UE oferece ajuda para o armazenamento de azeite em meio à queda dos preços

A Comissão Europeia deve subsidiar o armazenamento temporário de 100 mil toneladas de azeite, numa tentativa de impulsionar os preços de produção, que se encontram em baixa.

A Comissão Europeia deve desembolsar até 20 milhões de euros (26,5 milhões de dólares) para subsidiar o armazenamento temporário de 100 mil toneladas de azeite extravirgem e virgem.

Espera-se que retirar o azeite do mercado por até quatro meses ajude a sustentar os preços na origem, que estão abaixo do custo de produção, na Espanha, o maior produtor mundial e líder em preços de azeite na UE.

O comissário de Agricultura da UE, Dacian Cioloş, antecipou a medida durante sua visita a Madri na sexta-feira, e ela foi aprovada ontem por um comitê de gestão da CE.

Os grupos de produtores espanhóis acolheram a medida, afirmando que ela ajudaria o setor a, pelo menos, atingir o ponto de equilíbrio, mas que deveria ter sido tomada mais cedo.

Rafael Sánchez de Puerta, porta-voz do lobby de agricultores da UE Copa-Cogeca, disse que a ajuda apoiaria os produtores em um momento crítico. Ele afirmou que a CE seria pressionada a estender a medida para além de 100.000 toneladas e a incluir também o azeite lampante, o que teria maior influência no mercado.

Queda dos preços na Espanha

De acordo com um comunicado divulgado pelo porta-voz de Cioloş, o preço do azeite extravirgem na Espanha está, pela segunda semana consecutiva, abaixo do limite de 177,90 €/100 kg para o auxílio à armazenagem privada (PSA) da CE.

Na semana de 23 a 29 de janeiro, o preço ao produtor do azeite extravirgem na Espanha foi de 174,29 €/100 kg, bem abaixo dos 199,84 €/100 kg registrados no mesmo período do ano passado. Na Itália, foi de 236 €/100 kg, abaixo dos 306 €/100 kg, e na Grécia, de 184 €/100 kg, abaixo dos 196,50 €/100 kg.

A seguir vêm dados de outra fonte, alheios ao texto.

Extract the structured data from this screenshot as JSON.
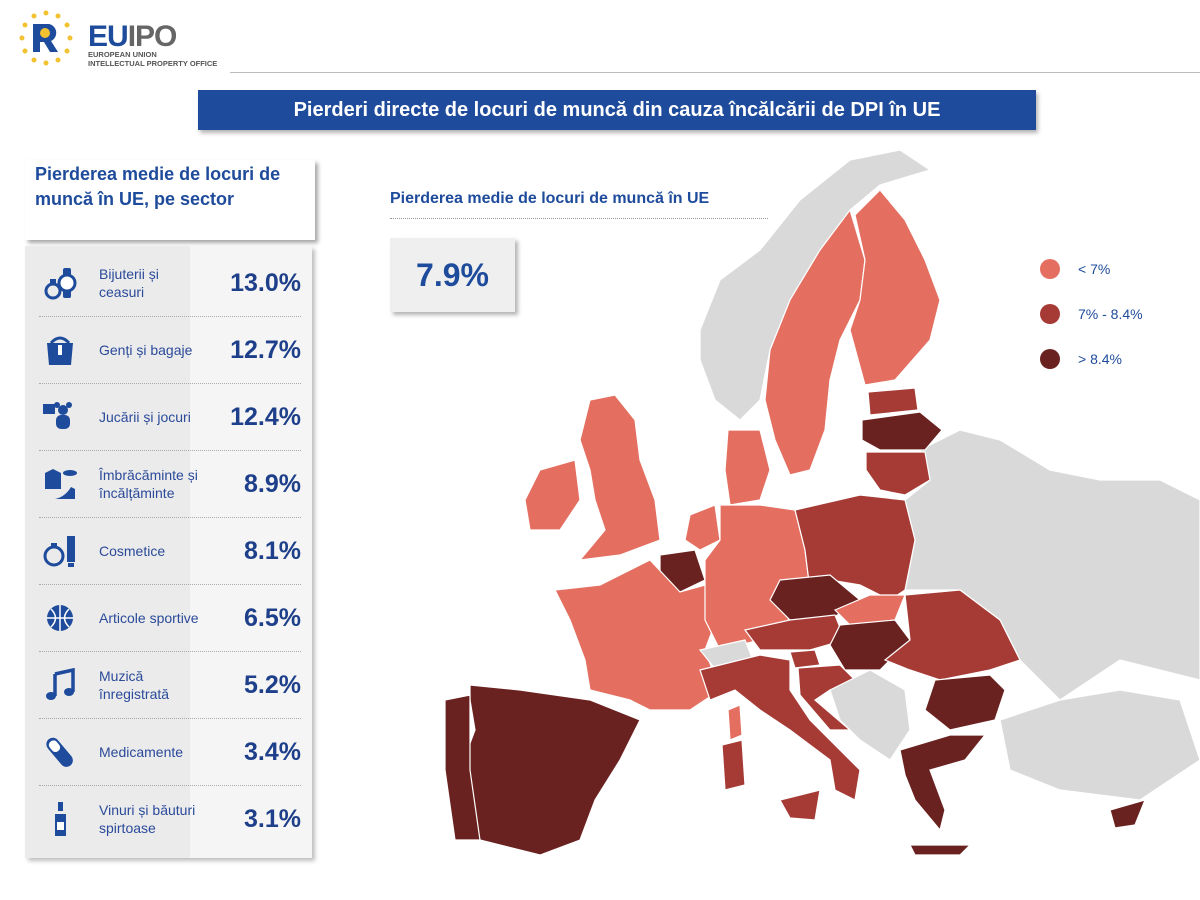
{
  "logo": {
    "word_eu": "EU",
    "word_ipo": "IPO",
    "subtitle_line1": "EUROPEAN UNION",
    "subtitle_line2": "INTELLECTUAL PROPERTY OFFICE"
  },
  "title": "Pierderi directe de locuri de muncă din cauza încălcării de DPI în UE",
  "sector_panel": {
    "heading": "Pierderea medie de locuri de muncă în UE, pe sector",
    "rows": [
      {
        "icon": "jewelry-watch-icon",
        "label": "Bijuterii și ceasuri",
        "value": "13.0%"
      },
      {
        "icon": "handbag-icon",
        "label": "Genți și bagaje",
        "value": "12.7%"
      },
      {
        "icon": "toys-icon",
        "label": "Jucării și jocuri",
        "value": "12.4%"
      },
      {
        "icon": "clothing-shoes-icon",
        "label": "Îmbrăcăminte și încălțăminte",
        "value": "8.9%"
      },
      {
        "icon": "cosmetics-icon",
        "label": "Cosmetice",
        "value": "8.1%"
      },
      {
        "icon": "basketball-icon",
        "label": "Articole sportive",
        "value": "6.5%"
      },
      {
        "icon": "music-note-icon",
        "label": "Muzică înregistrată",
        "value": "5.2%"
      },
      {
        "icon": "pill-icon",
        "label": "Medicamente",
        "value": "3.4%"
      },
      {
        "icon": "wine-bottle-icon",
        "label": "Vinuri și băuturi spirtoase",
        "value": "3.1%"
      }
    ]
  },
  "eu_average": {
    "label": "Pierderea medie de locuri de muncă în UE",
    "value": "7.9%"
  },
  "legend": [
    {
      "key": "low",
      "label": "< 7%",
      "color": "#e46f60"
    },
    {
      "key": "mid",
      "label": "7% - 8.4%",
      "color": "#a63b36"
    },
    {
      "key": "high",
      "label": "> 8.4%",
      "color": "#6a2220"
    }
  ],
  "non_eu_color": "#d9d9d9",
  "countries": {
    "norway": "none",
    "sweden": "low",
    "finland": "low",
    "estonia": "mid",
    "latvia": "high",
    "lithuania": "mid",
    "denmark": "low",
    "uk": "low",
    "ireland": "low",
    "netherlands": "low",
    "belgium": "high",
    "france": "low",
    "germany": "low",
    "poland": "mid",
    "czechia": "high",
    "slovakia": "low",
    "austria": "mid",
    "hungary": "high",
    "switzerland": "none",
    "italy": "mid",
    "sicily": "mid",
    "sardinia": "mid",
    "corsica": "low",
    "slovenia": "mid",
    "croatia": "mid",
    "balkans": "none",
    "romania": "mid",
    "bulgaria": "high",
    "greece": "high",
    "crete": "high",
    "cyprus": "high",
    "spain": "high",
    "portugal": "high",
    "eastern-europe": "none",
    "turkey": "none"
  }
}
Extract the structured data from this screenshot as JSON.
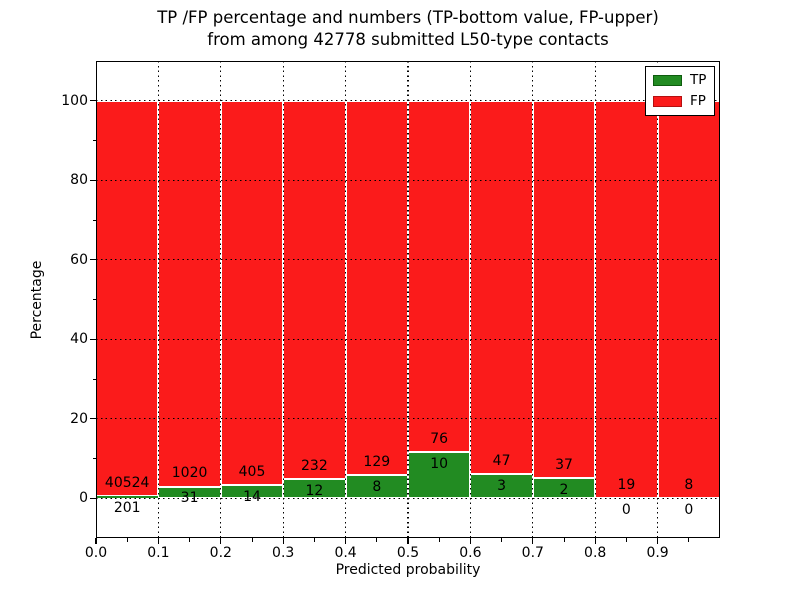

O preço de referência para o azeite virgem é de 171,00 €/100 kg, um nível abaixo do qual tanto a Espanha quanto a Grécia se encontram, com preços de 165,28 e 154,00 €/100 kg, respectivamente.

Cioloş promete reestruturação

A primeira das duas rodadas de convites para o PSA está marcada para 23 de fevereiro e ambas abrangerão um período máximo de 150 dias. De acordo com o porta-voz de Cioloş, é a primeira vez que a ajuda à armazenagem privada será concedida para o azeite virgem extra.

Em outubro, a CE aprovou o PSA para produtores na Grécia, Espanha, França, Itália, Chipre, Malta, Portugal e Eslovênia, a fim de retirar do mercado um total de até 100.000 toneladas de azeite de oliva virgem por um período de até seis meses. No entanto, apenas 44.338 toneladas foram armazenadas dessa forma e o preço do azeite de oliva virgem na Espanha está novamente abaixo do limite de acionamento do PSA.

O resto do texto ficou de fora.